The interim report from the Committee on Geographic Variation in Healthcare Spending and Promotion of High-Value Care found variations in costs among hospitals, physicians in the same practice, and among individual providers treating different conditions. Researchers also round inconsistent quality rankings and discrepancies in the relationship between utilization and quality.
As a result, there is little evidence that Medicare payment reforms in the Affordable Care Act would target decision making units at various provider levels, the report concluded.
However, the results "suggest that tying a decision-making unit's payment to its actions, as these reforms do, is preferable to induce desired changes in care," the report states. Reforms addressing efficiency and fraud in post-acute care, especially in home-health and skilled-nursing settings, could significantly improve healthcare efficiency.
A separate study published recently by BMJ found that regional differences in healthcare utilization lead to Medicare overpayments.
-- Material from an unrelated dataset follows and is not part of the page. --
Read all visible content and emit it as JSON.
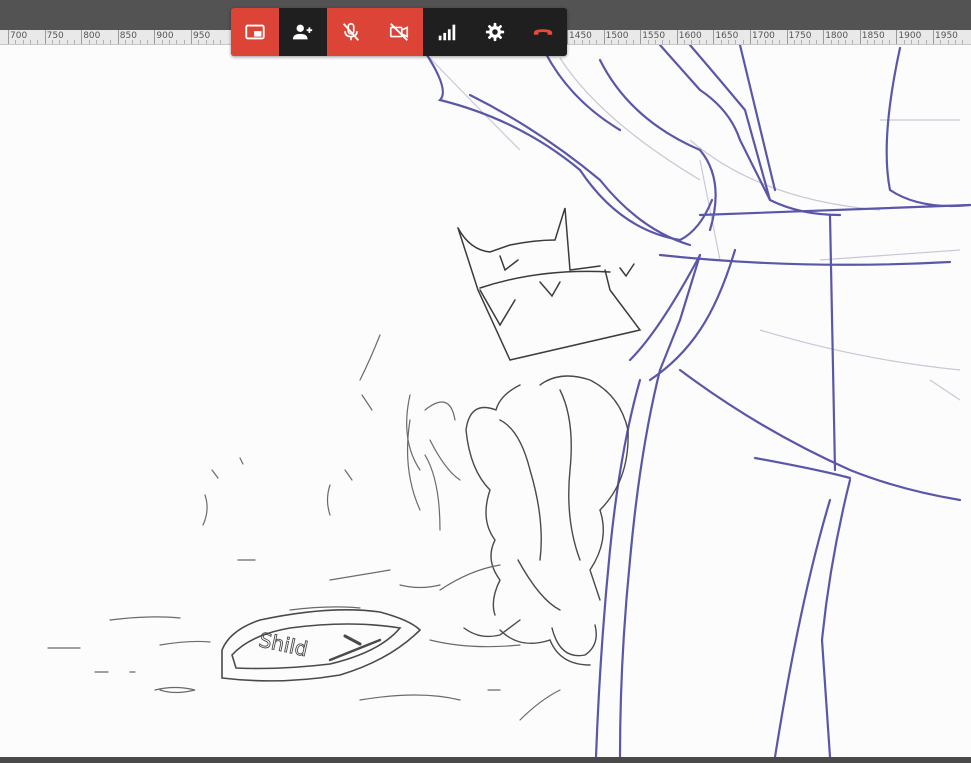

The problem is a flawed risk-adjustment model that wrongly assumes areas with higher utilization rates have sicker patients, the study found. As a result, providers in some areas are overpaid while those in other areas are underpaid.
"Adjusting without correction for regional variation in visit rates tends to make regions with high rates of visits seem to have lower mortality and lower costs and vice versa," the researchers concluded. "Visit-corrected comorbidity measures better explain variation in age, sex, and race mortality than observed measures, and reduce observational intensity bias."
Another study, published in the Journal of the National Cancer Institute, revealed no direct link between higher Medicare regional spending on advanced cancer treatment and higher survival rates. Spending on advanced cancer treatments varied by as much as 41 percent, but higher spending appeared more associated with more frequent and longer hospital stays than with survivability.